By the time the war came though, the influence of the Spiritualists was reaching far beyond that set, and Elizabeth was becoming more convinced that William had not entirely “moved on.” When Constance Merriwhether, the wife of Garrett’s former law partner, invited the Garretts to a séance at their home, Elizabeth admitted her desire to attend. Constance’s brother had fallen at Gettysburg, and Constance was one of thousands who was desperate to reconnect with someone who had never returned. “I need to know that he died a good death,” she told Elizabeth. “I need to hear that his death was honourable.”
When Elizabeth told Garrett that the Merriwhethers were hosting a séance, his reaction was quick and predictable: “Elizabeth, can you imagine a bunch of lawyers sitting around a table with their wives, waiting for some rap-tap-tapping or the meowing of a cat? Ridiculous. Merriwhether has gone out of his mind.”
But she knew that even he experienced his own doubts. When the death tolls reached him by messenger, one night in September after Antietam, he had retreated to the drawing room and asked to be alone. After three hours had passed and he had still not emerged, Elizabeth interrupted him. He was sitting before the fireplace, staring at it, motionless, and she guessed that he had been in that position for several hours.
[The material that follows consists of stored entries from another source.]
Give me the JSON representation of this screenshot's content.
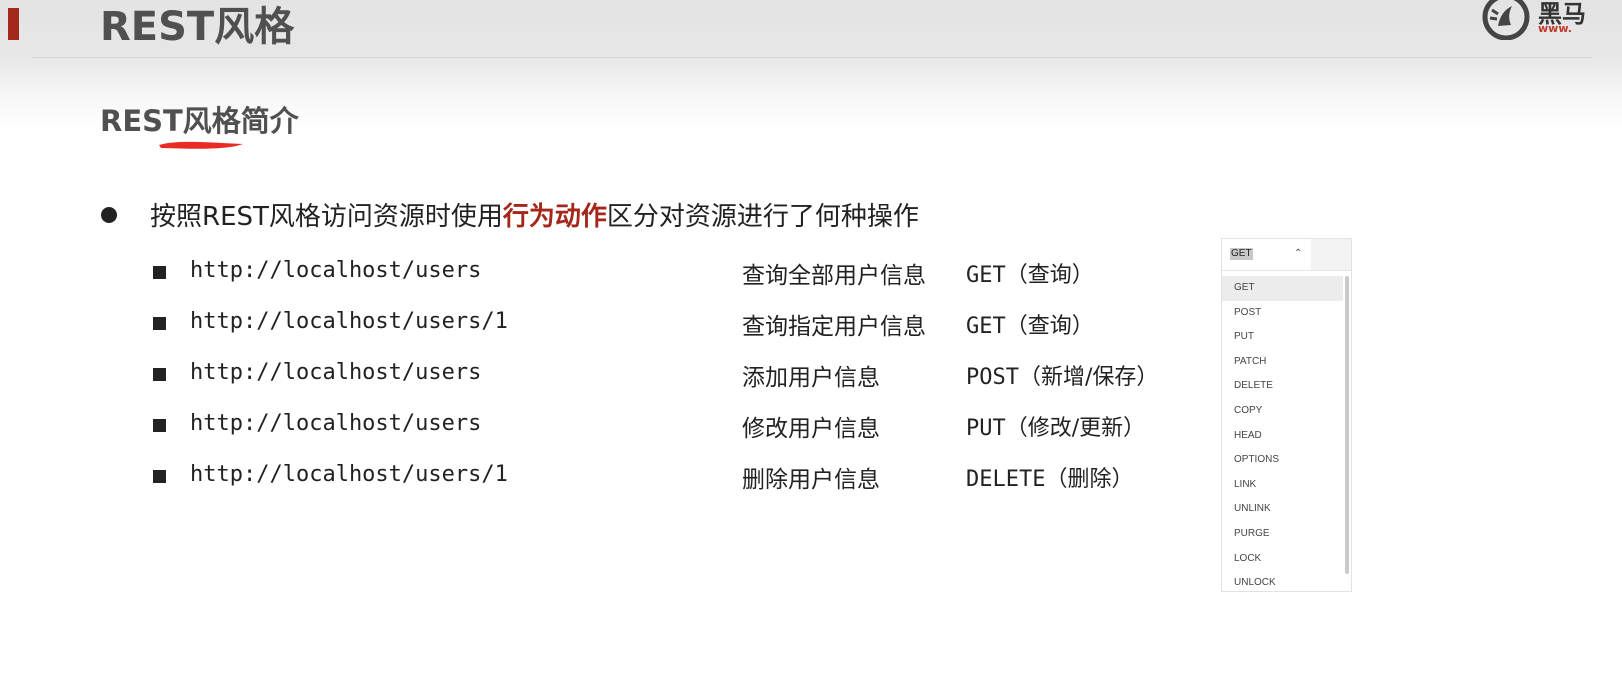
{
  "slide": {
    "title": "REST风格",
    "subtitle": "REST风格简介",
    "logo_text": "黑马",
    "logo_url": "www."
  },
  "intro": {
    "before": "按照REST风格访问资源时使用",
    "emphasis": "行为动作",
    "after": "区分对资源进行了何种操作"
  },
  "rows": [
    {
      "url": "http://localhost/users",
      "desc": "查询全部用户信息",
      "method": "GET",
      "note": "（查询）"
    },
    {
      "url": "http://localhost/users/1",
      "desc": "查询指定用户信息",
      "method": "GET",
      "note": "（查询）"
    },
    {
      "url": "http://localhost/users",
      "desc": "添加用户信息",
      "method": "POST",
      "note": "（新增/保存）"
    },
    {
      "url": "http://localhost/users",
      "desc": "修改用户信息",
      "method": "PUT",
      "note": "（修改/更新）"
    },
    {
      "url": "http://localhost/users/1",
      "desc": "删除用户信息",
      "method": "DELETE",
      "note": "（删除）"
    }
  ],
  "method_dropdown": {
    "selected": "GET",
    "options": [
      "GET",
      "POST",
      "PUT",
      "PATCH",
      "DELETE",
      "COPY",
      "HEAD",
      "OPTIONS",
      "LINK",
      "UNLINK",
      "PURGE",
      "LOCK",
      "UNLOCK"
    ]
  },
  "colors": {
    "accent_red": "#a3271b",
    "title_gray": "#505050",
    "highlight_red": "#e8140c"
  }
}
Drawing closer, she immediately noticed his expression—the emptiness, the utter despair of all hopes lost. She recognized that look as one she had never wanted to see again. William had been dead for ten years at that point.
She placed her hand on his shoulder, and still Garrett did not move.
“McClellan has lost over twelve thousand of our men,” he said. “The dead will never forgive me.”
It was then that she truly understood that her husband also feared his own secrets—not simply the practical kinds, the kinds that could ruin families and careers—but the deeper, intangible, recalcitrant secrets that could destroy the foundations of everything one believed in.